No podemos dejar de mencionar ese modo tan español de hacer las cosas basado en el compadreo. Hablo de esas ocasiones en las que que quienes logran mantener su empleo lo consiguen gracias a que son familia de, amigo de, chivato de, etc. Probablemente sea este el criterio más reprochable de todos, tan arbitrario e injusto.

Cualquier criterio que se emplee para determinar a quién se va a despedir supone algún tipo de discriminación. La cuestión es qué discriminaciones son aceptables y cuáles son las más justas. Según Aristóteles la respuesta depende del propósito de la actividad en cuestión. «Para Aristóteles», escribe Michael Sandel, «la justicia significa dar a las personas lo que se merecen, dar a cada una lo que le corresponde». Y continúa:
«Pero ¿qué le corresponde a una persona? ¿En qué razones se funda el mérito? Depende de lo que se esté distribuyendo. La justicia comprende dos factores: «las cosas y las personas a las que se asignan las cosas». Y, en general, decimos que «a las personas que son iguales se les deben asignar cosas iguales».
Pero aquí surge un problema difícil: iguales ¿en qué sentido? Depende de lo que se esté distribuyendo y de las virtudes que resulten pertinentes habida cuenta de lo que se distribuye.
Supongamos que repartimos flautas. ¿A quiénes debemos darles las mejores? La respuesta de Aristóteles: a los mejores flautistas.»

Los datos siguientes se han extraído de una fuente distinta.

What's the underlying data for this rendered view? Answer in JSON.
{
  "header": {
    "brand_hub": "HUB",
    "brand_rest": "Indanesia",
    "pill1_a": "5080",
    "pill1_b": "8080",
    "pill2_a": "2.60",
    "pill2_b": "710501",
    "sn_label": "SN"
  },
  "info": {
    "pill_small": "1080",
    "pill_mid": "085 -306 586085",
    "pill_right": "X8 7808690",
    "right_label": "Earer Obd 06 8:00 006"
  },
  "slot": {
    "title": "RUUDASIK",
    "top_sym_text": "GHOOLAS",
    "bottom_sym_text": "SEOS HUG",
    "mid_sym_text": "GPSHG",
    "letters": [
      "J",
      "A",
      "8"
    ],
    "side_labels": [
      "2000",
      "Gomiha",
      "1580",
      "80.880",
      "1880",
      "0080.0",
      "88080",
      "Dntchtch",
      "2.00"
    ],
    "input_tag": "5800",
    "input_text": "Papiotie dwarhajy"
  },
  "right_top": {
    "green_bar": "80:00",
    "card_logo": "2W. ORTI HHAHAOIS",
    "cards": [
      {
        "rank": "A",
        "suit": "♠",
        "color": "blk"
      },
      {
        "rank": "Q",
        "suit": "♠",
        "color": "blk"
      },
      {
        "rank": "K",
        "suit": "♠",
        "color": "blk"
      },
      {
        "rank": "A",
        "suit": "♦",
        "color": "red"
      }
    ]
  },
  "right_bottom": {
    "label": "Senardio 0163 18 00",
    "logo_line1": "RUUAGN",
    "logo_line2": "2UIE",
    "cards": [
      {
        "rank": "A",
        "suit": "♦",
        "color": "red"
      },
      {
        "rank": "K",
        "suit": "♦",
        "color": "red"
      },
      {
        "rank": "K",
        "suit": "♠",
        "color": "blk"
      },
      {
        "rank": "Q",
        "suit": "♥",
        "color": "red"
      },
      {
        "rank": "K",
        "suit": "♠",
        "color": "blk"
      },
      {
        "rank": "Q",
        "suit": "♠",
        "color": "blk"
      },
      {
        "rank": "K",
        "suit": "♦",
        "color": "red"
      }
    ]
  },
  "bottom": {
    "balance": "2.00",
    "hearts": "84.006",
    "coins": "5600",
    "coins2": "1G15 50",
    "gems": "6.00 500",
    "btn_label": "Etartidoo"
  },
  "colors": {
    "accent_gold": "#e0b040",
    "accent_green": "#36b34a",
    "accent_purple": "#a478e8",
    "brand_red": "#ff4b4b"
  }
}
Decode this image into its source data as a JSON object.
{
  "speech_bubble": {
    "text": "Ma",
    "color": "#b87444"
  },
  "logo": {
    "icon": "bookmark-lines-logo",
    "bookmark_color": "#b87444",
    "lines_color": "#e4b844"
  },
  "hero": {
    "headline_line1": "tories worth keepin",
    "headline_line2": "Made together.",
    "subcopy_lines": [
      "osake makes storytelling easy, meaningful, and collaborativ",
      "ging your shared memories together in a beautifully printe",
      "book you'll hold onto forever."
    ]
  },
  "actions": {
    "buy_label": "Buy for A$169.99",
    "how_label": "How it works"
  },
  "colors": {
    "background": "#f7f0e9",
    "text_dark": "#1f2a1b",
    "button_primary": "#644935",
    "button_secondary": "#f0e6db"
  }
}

Así pues, para el filósofo de Estagira lo justo sería despedir a los peores trabajadores, aquellos que sean más incompetentes e improductivos. Tengamos presente que el nivel de competencia está en manos del propio empleado: si estás hasta el cuello de deudas y deberes para con los tuyos será mejor que no vaguees y trates de ser cada día mejor en tu desempeño. Aún así yo creo que hay factores personales, económicos y sociales (edad del trabajador, familia, endeudamiento, etcétera) que merecen ser considerados antes de tomar la decisión final.